A quoi rassemble la «Sinnermania», cette douce euphorie qui saisit régulièrement tout un pays depuis maintenant douze mois? C'est la vague orange qui colore les tribunes de l'Inalpi Arena de Turin quand le grand roux qui a offert à son pays, en novembre 2023, la deuxième Coupe Davis de son histoire, joue.
C'est le déferlement rose des Unes dithyrambiques du quotidien sportif La Gazzetta dello Sport qui a relégué le sacro-saint calcio en bas de page après chacun de ses sept tournois gagnés en 2024. Ou alors c'est le matraquage des spots TV des nombreuses entreprises, italiennes ou non, séduites par le gamin descendu des montagnes du Haut-Adige pour devenir le premier N.1 mondial italien de l'histoire.
Il en faudrait plus pour rendre blanc comme un linge l'intéressé, jamais aussi redoutable que lorsqu'il y a de l'enjeu: à Turin, Sinner tente en effet de corriger une anomalie dans son palmarès qui ne compte pour l'instant aucun titre conquis en Italie.
«Un peu plus de pression»
«C'est clair qu'il y a un petit peu plus de pression, mais je suis content de me retrouver dans cette situation pour laquelle j'ai tellement travaillé», a-t-il expliqué dans un timide sourire.
Autant que ses succès – dont ses deux premiers sacres Grand Chelem, à Melbourne et New York –, ce qui plaît chez Sinner, c'est sa personnalité, bien loin de l'exubérance de ses compatriotes du circuit ATP, comme Fabio Fognini, et d'ailleurs.
«Il a cette solidité mentale. Il n'était peut-être pas le plus doué, mais il s'est accroché», apprécie Enzo Palumbo, un quadragénaire qui s'apprête à voir le second match de groupes de Sinner.
Ariana Verdone et Francesco Fiscatori, perruques rousses sur la tête et habillés d'un tee-shirt orange devenu la couleur de ralliement des fans de Sinner, incarnés par les désormais célèbres «Carota Boys», attendent avec impatience le premier coup de raquette de leur héros.
«C'est un exemple pour son investissement lorsqu'il a fallu quitter sa famille, pour sa passion pour le tennis, pour son humilité», énumère la quinquagénaire qui a remarqué que «les enfants autour (d'elle) allait plus vers le tennis maintenant que vers le foot».
Il encourt un à deux ans de suspension
«C'est un garçon gentil et intelligent. C'est un peu le fils ou le gendre que tout le monde aimerait avoir.
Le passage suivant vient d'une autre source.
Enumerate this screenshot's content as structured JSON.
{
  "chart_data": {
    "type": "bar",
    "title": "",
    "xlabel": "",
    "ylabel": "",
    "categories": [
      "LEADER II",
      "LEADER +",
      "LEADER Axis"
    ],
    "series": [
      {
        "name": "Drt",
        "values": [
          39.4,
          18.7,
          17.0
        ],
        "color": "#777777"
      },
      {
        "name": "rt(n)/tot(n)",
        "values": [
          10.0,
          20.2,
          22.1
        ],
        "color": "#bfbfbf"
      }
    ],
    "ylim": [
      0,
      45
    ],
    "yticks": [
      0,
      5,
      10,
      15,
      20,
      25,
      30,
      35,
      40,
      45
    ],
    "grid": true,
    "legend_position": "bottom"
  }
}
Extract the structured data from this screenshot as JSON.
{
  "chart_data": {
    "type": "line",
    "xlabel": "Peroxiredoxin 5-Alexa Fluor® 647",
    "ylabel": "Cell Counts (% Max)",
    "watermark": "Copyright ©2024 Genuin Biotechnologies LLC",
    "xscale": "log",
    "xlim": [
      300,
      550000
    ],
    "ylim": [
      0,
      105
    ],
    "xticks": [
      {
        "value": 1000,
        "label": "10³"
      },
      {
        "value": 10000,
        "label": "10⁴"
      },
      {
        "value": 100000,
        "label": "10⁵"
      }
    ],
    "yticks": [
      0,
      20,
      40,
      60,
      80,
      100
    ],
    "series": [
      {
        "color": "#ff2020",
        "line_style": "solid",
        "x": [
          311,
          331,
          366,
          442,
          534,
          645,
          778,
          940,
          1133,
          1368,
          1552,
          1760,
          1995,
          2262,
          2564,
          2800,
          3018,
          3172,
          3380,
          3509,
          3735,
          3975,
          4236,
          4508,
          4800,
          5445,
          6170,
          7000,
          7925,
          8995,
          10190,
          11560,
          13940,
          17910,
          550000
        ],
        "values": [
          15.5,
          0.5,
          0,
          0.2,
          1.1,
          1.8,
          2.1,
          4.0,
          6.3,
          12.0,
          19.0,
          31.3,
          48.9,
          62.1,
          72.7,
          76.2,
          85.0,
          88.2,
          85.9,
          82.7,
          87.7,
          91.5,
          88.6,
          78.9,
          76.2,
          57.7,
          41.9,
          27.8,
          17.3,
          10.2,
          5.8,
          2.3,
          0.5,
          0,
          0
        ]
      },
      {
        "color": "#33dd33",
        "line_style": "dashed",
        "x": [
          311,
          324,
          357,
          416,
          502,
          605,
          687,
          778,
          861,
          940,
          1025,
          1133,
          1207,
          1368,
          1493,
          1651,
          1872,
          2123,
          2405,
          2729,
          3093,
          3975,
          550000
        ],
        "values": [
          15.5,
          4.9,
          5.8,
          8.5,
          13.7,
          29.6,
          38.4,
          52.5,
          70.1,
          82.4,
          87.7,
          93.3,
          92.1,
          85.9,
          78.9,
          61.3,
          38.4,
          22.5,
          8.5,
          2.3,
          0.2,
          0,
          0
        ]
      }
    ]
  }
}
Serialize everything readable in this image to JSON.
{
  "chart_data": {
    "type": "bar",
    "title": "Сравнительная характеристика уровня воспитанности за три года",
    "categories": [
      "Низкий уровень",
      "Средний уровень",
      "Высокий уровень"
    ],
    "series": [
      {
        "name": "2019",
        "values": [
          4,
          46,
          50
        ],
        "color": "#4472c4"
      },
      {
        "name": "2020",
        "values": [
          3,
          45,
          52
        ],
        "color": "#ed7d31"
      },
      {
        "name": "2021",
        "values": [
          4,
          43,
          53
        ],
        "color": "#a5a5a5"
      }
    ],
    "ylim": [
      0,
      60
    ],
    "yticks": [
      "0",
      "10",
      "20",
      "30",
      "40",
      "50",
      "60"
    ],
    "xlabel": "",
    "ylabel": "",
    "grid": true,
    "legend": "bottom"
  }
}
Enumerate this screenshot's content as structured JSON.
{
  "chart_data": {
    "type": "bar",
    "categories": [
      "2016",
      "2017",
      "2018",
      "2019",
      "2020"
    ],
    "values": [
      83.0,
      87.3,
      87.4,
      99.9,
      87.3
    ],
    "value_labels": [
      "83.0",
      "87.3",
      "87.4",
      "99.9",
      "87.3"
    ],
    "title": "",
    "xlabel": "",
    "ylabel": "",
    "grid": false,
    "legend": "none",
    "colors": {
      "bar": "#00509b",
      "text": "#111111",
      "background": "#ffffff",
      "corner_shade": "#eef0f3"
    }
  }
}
C'est simple, c'est une personne simple», résume le président de la Fédération italienne Angelo Binaghi.
Et cette simplicité fait des miracles. Pour ces Masters 2024, les organisateurs ont vendu 200.000 billets, du jamais-vu, et auraient pu en vendre le double, voire plus. En un an, leurs recettes sont passées de 20 à 28 millions d'euros. «Un Sinner multiplie tout par dix», assure même le patron du tennis italien qui revendique cinq millions de pratiquants, contre 4,5 en 2023.
Sinner aussi en profite: selon le classement établi en août par le magazine économique Forbes, il est le cinquième joueur de tennis le mieux payé au monde avec 26,6 millions de dollars, dont quinze millions provenant de ses sponsors. Selon le cabinet de recherches en marketing NextAtlas, la «Sinnermania» a quatre composantes, dont la plus importante est son authenticité.
Une qualité qui lui permet de traverser sans dommages majeurs auprès du public et de ses sponsors la tempête de son cas de dopage au clostébol, un stéroïde anabolisant. Blanchi dans un premier temps par l'Agence internationale pour l'intégrité du tennis (Itia), l'Agence mondiale antidopage (AMA) a fait appel et a réclamé une à deux années de suspension pour l'Italien.
Le Tribunal arbitral du sport (TAS) devrait statuer d'ici la fin de l'année. «Ce n'est pas une situation agréable mais nous restons confiants», a assuré Sinner.